De La Hoya’s recent retirement as an active boxer was not unexpected, given the diminishing returns of his career in recent years. But even in decline he was truly the "Golden Boy," with his every PPV appearance a veritable license to print money. De La Hoya’s May 5, 2007, bout with Floyd Mayweather Jr., which Mayweather won by split decision, is No. 1 all-time with 2.4 million buys.
"He was the ATM of boxing," boxing historian Bert Randolph Sugar said of De La Hoya, noting that the East Los Angeles native’s likely final bout, an eight-round beatdown by Pacquiao on Dec. 6, did a very healthy 1.25 million buys even though the now-36-year-old Oscar had lost three of his previous six fights.
Hatton probably is best known on these shores for his only defeat, by 10th-round technical knockout to Mayweather on Dec. 8, 2007, but he is, like Pacquiao, an action fighter who delivers lots of bang for the buck, or the pound sterling. Few British fighters ever have been as popular in the UK as is Hatton, and his willingness to cross the pond signals his eagerness to expand his base.
"I was supposed to be this overhyped, overprotected guy who only wanted to stay in Manchester (England)," Hatton said. "It would have been very easy to stay in the safety zone of my hometown. Everyone should come to you when you’re No. 1 in your division, but I wanted to prove to critics I didn’t need to stay in my comfort zone."
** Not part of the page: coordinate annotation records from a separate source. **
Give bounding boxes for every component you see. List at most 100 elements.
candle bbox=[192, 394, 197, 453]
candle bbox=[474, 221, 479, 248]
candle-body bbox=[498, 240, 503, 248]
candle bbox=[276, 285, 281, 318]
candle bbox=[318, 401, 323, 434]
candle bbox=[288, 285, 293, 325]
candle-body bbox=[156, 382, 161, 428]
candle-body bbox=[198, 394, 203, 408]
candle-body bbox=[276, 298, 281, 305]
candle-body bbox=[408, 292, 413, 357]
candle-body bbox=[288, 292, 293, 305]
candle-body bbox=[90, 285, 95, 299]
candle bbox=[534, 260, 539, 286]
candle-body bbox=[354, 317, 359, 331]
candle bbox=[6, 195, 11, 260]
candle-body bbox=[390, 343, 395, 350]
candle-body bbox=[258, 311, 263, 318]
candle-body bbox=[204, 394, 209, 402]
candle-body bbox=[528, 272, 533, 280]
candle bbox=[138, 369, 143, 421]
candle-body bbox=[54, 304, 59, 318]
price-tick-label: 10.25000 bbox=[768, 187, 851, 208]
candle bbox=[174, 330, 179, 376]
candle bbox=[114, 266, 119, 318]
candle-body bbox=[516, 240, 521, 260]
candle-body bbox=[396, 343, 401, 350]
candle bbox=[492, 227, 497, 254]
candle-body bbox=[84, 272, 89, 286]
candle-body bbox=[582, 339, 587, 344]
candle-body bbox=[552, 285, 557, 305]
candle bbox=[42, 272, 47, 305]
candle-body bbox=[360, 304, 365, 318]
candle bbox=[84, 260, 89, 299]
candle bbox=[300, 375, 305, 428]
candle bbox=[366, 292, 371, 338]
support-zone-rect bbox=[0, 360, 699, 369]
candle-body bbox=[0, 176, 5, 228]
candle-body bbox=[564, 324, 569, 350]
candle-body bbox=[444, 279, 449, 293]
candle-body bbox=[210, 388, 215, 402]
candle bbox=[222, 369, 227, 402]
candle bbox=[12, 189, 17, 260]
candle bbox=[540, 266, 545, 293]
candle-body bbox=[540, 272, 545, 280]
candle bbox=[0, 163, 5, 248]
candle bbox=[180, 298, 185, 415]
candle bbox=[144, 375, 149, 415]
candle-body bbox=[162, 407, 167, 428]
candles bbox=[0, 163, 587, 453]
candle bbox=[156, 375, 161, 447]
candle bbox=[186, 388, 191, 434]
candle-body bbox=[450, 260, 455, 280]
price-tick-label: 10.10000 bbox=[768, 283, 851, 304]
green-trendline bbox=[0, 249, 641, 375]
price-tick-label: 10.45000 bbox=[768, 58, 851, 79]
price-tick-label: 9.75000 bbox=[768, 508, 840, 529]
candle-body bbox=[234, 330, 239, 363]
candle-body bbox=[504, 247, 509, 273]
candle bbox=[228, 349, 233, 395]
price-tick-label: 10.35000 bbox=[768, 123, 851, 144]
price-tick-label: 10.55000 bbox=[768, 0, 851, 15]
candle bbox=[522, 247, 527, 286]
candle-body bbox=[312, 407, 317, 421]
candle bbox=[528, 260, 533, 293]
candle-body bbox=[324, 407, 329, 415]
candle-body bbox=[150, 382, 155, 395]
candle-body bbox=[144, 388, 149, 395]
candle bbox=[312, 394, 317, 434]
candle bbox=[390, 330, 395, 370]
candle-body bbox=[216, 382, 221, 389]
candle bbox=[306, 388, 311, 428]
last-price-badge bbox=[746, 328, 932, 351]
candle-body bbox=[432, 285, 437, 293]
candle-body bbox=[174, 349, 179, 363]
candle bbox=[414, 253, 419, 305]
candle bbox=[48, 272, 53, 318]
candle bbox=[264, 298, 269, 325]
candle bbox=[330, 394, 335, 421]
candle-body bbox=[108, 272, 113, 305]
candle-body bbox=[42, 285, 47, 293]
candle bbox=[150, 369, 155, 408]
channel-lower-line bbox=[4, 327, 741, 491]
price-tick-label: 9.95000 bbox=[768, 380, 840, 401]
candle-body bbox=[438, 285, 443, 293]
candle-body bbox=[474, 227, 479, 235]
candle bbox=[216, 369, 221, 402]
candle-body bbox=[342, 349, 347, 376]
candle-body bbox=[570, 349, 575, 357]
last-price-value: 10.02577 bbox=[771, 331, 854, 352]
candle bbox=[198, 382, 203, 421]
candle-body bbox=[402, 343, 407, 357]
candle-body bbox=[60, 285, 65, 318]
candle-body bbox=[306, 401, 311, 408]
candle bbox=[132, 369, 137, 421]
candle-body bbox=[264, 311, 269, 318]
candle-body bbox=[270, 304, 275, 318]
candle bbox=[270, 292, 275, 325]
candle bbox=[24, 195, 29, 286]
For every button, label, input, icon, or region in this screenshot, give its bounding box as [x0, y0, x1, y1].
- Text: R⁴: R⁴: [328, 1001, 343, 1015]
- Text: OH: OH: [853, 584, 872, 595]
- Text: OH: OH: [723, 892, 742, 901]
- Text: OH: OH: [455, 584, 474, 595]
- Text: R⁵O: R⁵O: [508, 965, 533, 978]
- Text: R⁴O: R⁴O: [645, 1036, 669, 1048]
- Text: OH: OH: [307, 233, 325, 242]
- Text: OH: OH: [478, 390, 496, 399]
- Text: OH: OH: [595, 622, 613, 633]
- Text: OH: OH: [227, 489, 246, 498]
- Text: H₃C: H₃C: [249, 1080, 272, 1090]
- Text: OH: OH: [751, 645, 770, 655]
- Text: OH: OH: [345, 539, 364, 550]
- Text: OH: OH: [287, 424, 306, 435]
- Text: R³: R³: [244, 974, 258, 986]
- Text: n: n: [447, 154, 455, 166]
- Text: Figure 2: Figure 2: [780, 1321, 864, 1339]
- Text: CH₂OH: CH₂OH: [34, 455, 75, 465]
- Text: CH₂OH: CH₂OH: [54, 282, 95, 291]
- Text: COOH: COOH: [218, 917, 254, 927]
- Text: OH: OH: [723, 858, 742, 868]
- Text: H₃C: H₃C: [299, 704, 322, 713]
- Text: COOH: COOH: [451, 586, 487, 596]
Whoever wins this war of willing 140-pounders — "Manny goes for the knockout; I go for the knockout," Hatton pronounced — will emerge as an even more appealing global attraction, which is good and even necessary given the dearth of American fighters who can make even a semi-valid case for superstardom.
It isn’t just the heavyweight division, the upper tier of which is dominated by Eastern Europeans. Take De La Hoya out of the mix and boxing’s immediate future largely is in the clenched fists of foreign guys like Pacquiao, Hatton and the Ukraine’s Klitschko brothers, Wladimir and Vitali, who need to have their passports stamped to ply their trade in a nation whose pugilistic affections for the most part are usually reserved for native sons.
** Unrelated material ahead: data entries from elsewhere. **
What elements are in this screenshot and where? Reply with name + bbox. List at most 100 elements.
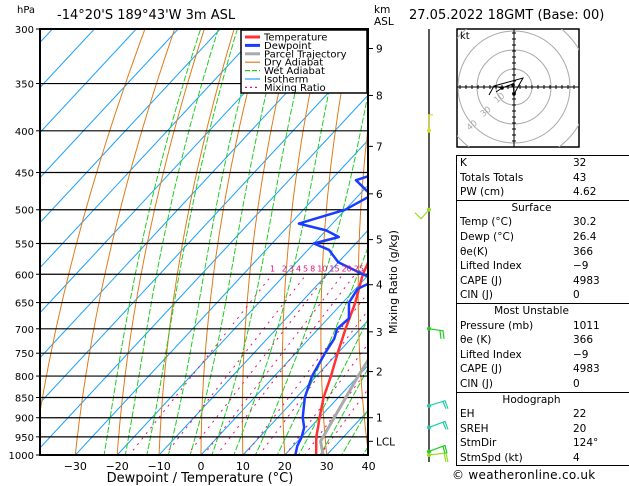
temperature-tick-label: 40 bbox=[362, 460, 376, 473]
index-row: StmSpd (kt) 4 bbox=[457, 451, 629, 466]
index-row: Lifted Index −9 bbox=[457, 348, 629, 363]
mixing-ratio-label: 3 bbox=[289, 264, 294, 273]
wind-barb bbox=[427, 399, 449, 409]
hodograph-point bbox=[511, 83, 515, 87]
pressure-axis: 300 350 400 450 500 550 600 650 700 750 800 850 900 9… bbox=[9, 25, 40, 462]
index-row: Temp (°C) 30.2 bbox=[457, 215, 629, 230]
mixing-ratio-line bbox=[186, 273, 328, 455]
legend-label: Temperature bbox=[263, 33, 327, 44]
index-row: CAPE (J) 4983 bbox=[457, 274, 629, 289]
pressure-tick-label: 450 bbox=[15, 168, 34, 179]
km-tick-label: 8 bbox=[376, 90, 383, 102]
index-label: Lifted Index bbox=[460, 260, 522, 273]
index-value: 366 bbox=[573, 245, 594, 258]
isotherm-line bbox=[74, 139, 368, 455]
index-row: StmDir 124° bbox=[457, 436, 629, 451]
index-value: 366 bbox=[573, 334, 594, 347]
wind-barb bbox=[427, 452, 449, 463]
location-title: -14°20'S 189°43'W 3m ASL bbox=[57, 8, 236, 23]
profiles bbox=[294, 33, 368, 455]
km-label: km bbox=[374, 4, 391, 16]
index-label: CIN (J) bbox=[460, 289, 493, 302]
pressure-tick-label: 500 bbox=[15, 206, 34, 217]
isotherm-line bbox=[40, 29, 179, 179]
index-row: Totals Totals 43 bbox=[457, 171, 629, 186]
mixing-ratio-line bbox=[128, 273, 273, 455]
dry-adiabat-line bbox=[116, 29, 205, 455]
index-row: SREH 20 bbox=[457, 422, 629, 437]
dry-adiabat-line bbox=[281, 29, 324, 455]
x-axis-label: Dewpoint / Temperature (°C) bbox=[107, 471, 294, 486]
index-value: 32 bbox=[573, 157, 587, 169]
km-tick-label: LCL bbox=[376, 436, 395, 448]
dewpoint-line bbox=[294, 33, 368, 455]
mixing-ratio-label: 4 bbox=[296, 264, 301, 273]
isotherm-line bbox=[40, 29, 137, 134]
index-label: Lifted Index bbox=[460, 348, 522, 361]
pressure-tick-label: 750 bbox=[15, 349, 34, 360]
km-tick-label: 3 bbox=[376, 327, 383, 339]
isotherm-line bbox=[40, 29, 263, 269]
wind-barb bbox=[427, 444, 448, 454]
most-unstable-title: Most Unstable bbox=[494, 304, 569, 317]
pressure-tick-label: 400 bbox=[15, 127, 34, 138]
dry-adiabat-line bbox=[357, 123, 368, 455]
temperature-tick-label: 0 bbox=[198, 460, 205, 473]
parcel-trajectory-line bbox=[319, 357, 368, 455]
temperature-tick-label: 20 bbox=[278, 460, 292, 473]
index-label: Temp (°C) bbox=[460, 216, 513, 229]
index-row: CIN (J) 0 bbox=[457, 377, 629, 392]
isotherm-line bbox=[242, 319, 368, 455]
wind-barbs bbox=[414, 29, 449, 463]
mixing-ratio-label: 1 bbox=[270, 264, 275, 273]
km-tick-label: 5 bbox=[376, 235, 383, 247]
km-tick-label: 9 bbox=[376, 44, 383, 56]
hodograph-point bbox=[500, 86, 504, 90]
mixing-ratio-labels: 1 2 3 4 5 8 10 15 20 25 bbox=[270, 264, 364, 273]
km-tick-label: 7 bbox=[376, 141, 383, 153]
km-tick-label: 2 bbox=[376, 367, 383, 379]
hodograph-box: Hodograph EH 22 SREH 20 StmDir 124° StmSpd (kt… bbox=[456, 392, 629, 467]
dry-adiabat-line bbox=[40, 29, 146, 416]
wet-adiabat-line bbox=[189, 29, 283, 455]
index-row: θe(K) 366 bbox=[457, 245, 629, 260]
km-axis: 9 8 7 6 5 4 3 2 1 LCL bbox=[368, 44, 395, 448]
pressure-tick-label: 300 bbox=[15, 25, 34, 36]
temperature-tick-label: −20 bbox=[106, 460, 129, 473]
index-label: SREH bbox=[460, 422, 489, 435]
legend-label: Wet Adiabat bbox=[264, 66, 325, 77]
copyright-footer: © weatheronline.co.uk bbox=[452, 468, 596, 482]
index-label: K bbox=[460, 157, 467, 169]
isotherm-line bbox=[40, 29, 221, 224]
most-unstable-box: Most Unstable Pressure (mb) 1011 θe (K) 366… bbox=[456, 303, 629, 393]
index-row: Pressure (mb) 1011 bbox=[457, 319, 629, 334]
index-label: StmSpd (kt) bbox=[460, 451, 523, 464]
mixing-ratio-label: 15 bbox=[329, 264, 339, 273]
mixing-ratio-label: 5 bbox=[303, 264, 308, 273]
pressure-tick-label: 700 bbox=[15, 325, 34, 336]
hodograph-title: Hodograph bbox=[502, 393, 561, 406]
km-tick-label: 4 bbox=[376, 280, 383, 292]
index-label: EH bbox=[460, 408, 475, 421]
index-value: 43 bbox=[573, 171, 587, 184]
index-value: 1011 bbox=[573, 319, 600, 332]
asl-label: ASL bbox=[374, 16, 394, 28]
temperature-tick-label: 30 bbox=[320, 460, 334, 473]
index-value: 22 bbox=[573, 408, 587, 421]
legend-box bbox=[240, 29, 368, 94]
index-row: CAPE (J) 4983 bbox=[457, 362, 629, 377]
km-tick-label: 1 bbox=[376, 413, 383, 425]
wet-adiabat-line bbox=[233, 29, 343, 455]
wet-adiabat-line bbox=[254, 91, 368, 455]
hodograph-point bbox=[512, 92, 516, 96]
hodograph-unit-label: kt bbox=[460, 31, 470, 42]
mixing-ratio-label: 2 bbox=[282, 264, 287, 273]
pressure-tick-label: 850 bbox=[15, 393, 34, 404]
legend-label: Isotherm bbox=[264, 75, 308, 86]
dry-adiabat-line bbox=[241, 29, 295, 455]
wet-adiabat-line bbox=[276, 245, 368, 455]
pressure-tick-label: 600 bbox=[15, 270, 34, 281]
index-value: 4983 bbox=[573, 274, 600, 287]
wind-barb bbox=[427, 114, 433, 133]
With a live gate of $9 million already assured, and a relatively reasonable PPV price of $49.95 (down from a $54.95 sticker price for De La Hoya-Pacquiao), it wouldn’t be a shock for Pacquiao-Hatton to crack the increasingly exclusive seven-figure buy club. My guess is that it surpasses the 915,000 buys for Mayweather-Hatton and falls short of Oscar-Manny.
But if the licks are traded hard and fast, as I expect they will be, American fans without Old Glory to wave will come back for more because an adopted hero is better than none at all.